Typical Microsoft

Occasionally you read blog entries from people where they wonder aloud why Microsoft can be so easily bashed despite being so widely used. They seem genuinely puzzled that if anyone bashes Linux or Google similarly then a huge weight of fanboys decends upon them to berate them immediately via email and comments.

Well, if you’re one of those people, pull up a chair and listen while I explain one of the reasons we get to bash Microsoft and will continue to do so until the day they change their ways (likely never).

You see recently there has been a big controversy in the Microsoft .NET development community about the availability of TestDriven.NET for Visual Studio Express. What the tool is and what it does is unimportant. What is important is why Microsoft chose to use lawyers to threaten the guy who makes this add-in available. It’s because he made it available for not just the commercial software development tools they sell but also for the free version called “Visual Studio Express”. This blog entry by a Microsoft employee over the Visual Studio Express product sums it all up with a lovely amount of double-speak: http://blogs.msdn.com/danielfe/archive/2007/05/31/visual-studio-express-and-testdriven-net.aspx

You see, in their eyes this is the way it had to be. At the end of the day, “Microsoft is a business”, and that means they have to charge an arm and a leg for their “real” development tools (the ones that allow plugins that is). The free ones are just a favor for you and you should be damn grateful that they condescend to allow you to develop for Windows at all without paying them a fee for the privilege. It’s probably best to ignore that IBM, Sun, Red-Hat, Google, and Yahoo are also businesses and successful ones who give away development tools all the time. “Microsoft is a business” and in the end, this is “a perfectly reasonable tradeoff to make that, in the end, provides the best tools possible to an entire class of customer that may never have picked up programming without it”.

You know what? If people really want to write programs and they really want the best tools they should go get the Java development kit from Sun where they will give you an excellent IDE + development tools + documentation + application servers for free or go get Ruby on Rails and again get the software that they need to do excellent real development without someone treating handing them a crippled junior version of the tools as a huge favor.
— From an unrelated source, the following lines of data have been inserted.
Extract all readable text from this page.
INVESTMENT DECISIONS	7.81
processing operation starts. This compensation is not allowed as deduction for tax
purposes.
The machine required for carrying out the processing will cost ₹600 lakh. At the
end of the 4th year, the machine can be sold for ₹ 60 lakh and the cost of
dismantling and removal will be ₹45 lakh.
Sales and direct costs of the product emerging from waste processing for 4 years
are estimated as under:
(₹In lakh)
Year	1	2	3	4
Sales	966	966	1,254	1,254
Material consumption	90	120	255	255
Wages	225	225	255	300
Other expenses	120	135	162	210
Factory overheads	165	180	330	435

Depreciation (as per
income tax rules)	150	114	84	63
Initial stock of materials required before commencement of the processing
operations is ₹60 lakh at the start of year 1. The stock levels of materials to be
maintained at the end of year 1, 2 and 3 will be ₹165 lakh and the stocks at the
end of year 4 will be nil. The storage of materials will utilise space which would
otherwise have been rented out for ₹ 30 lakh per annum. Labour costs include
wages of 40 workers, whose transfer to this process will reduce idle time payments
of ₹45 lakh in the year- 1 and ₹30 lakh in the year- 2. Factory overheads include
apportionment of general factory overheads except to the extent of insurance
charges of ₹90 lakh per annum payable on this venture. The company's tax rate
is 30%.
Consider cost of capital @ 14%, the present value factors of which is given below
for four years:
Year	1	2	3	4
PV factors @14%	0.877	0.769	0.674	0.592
Here’s the links you need so you can avoid the developing anything using Microsoft’s development tools. You won’t be paying for Visual Studio or Universal this or suffer from only one buggy version of things being available. I did that time already for years on end and I’m here to testify like a preacher in a tent. Stay away from their garbage, there are better ways:

Sun’s Netbean’s IDE + the Java 6.0 Development Kit

Ruby on Rails

1 thought on “Typical Microsoft

  1. Trace Windham

    Keep on preachin’!
    I’m currently coaching/teaching a good buddy of mine about the wonderful world of Eclipse. He has only been exposed to Visual Studio in the past, and he spews the typical complaints. “VS does this (insert cool gui feature here) when I do this (insert typical user behavior here). Why doesn’t Eclipse do that?”
    I usually answer these questions like this, “The feature you speak of is nice, but let me show how eclipse more than compensates for it in another way.”
    Then I show him some cool Eclipse feature, and he reacts with a “That’s cooooool!”
    Since his employer has always paid for his IDE expenses, he still doesn’t quite realize the value of Open Source. All of his focus is directed on determining if X is better than Y regardless of cost.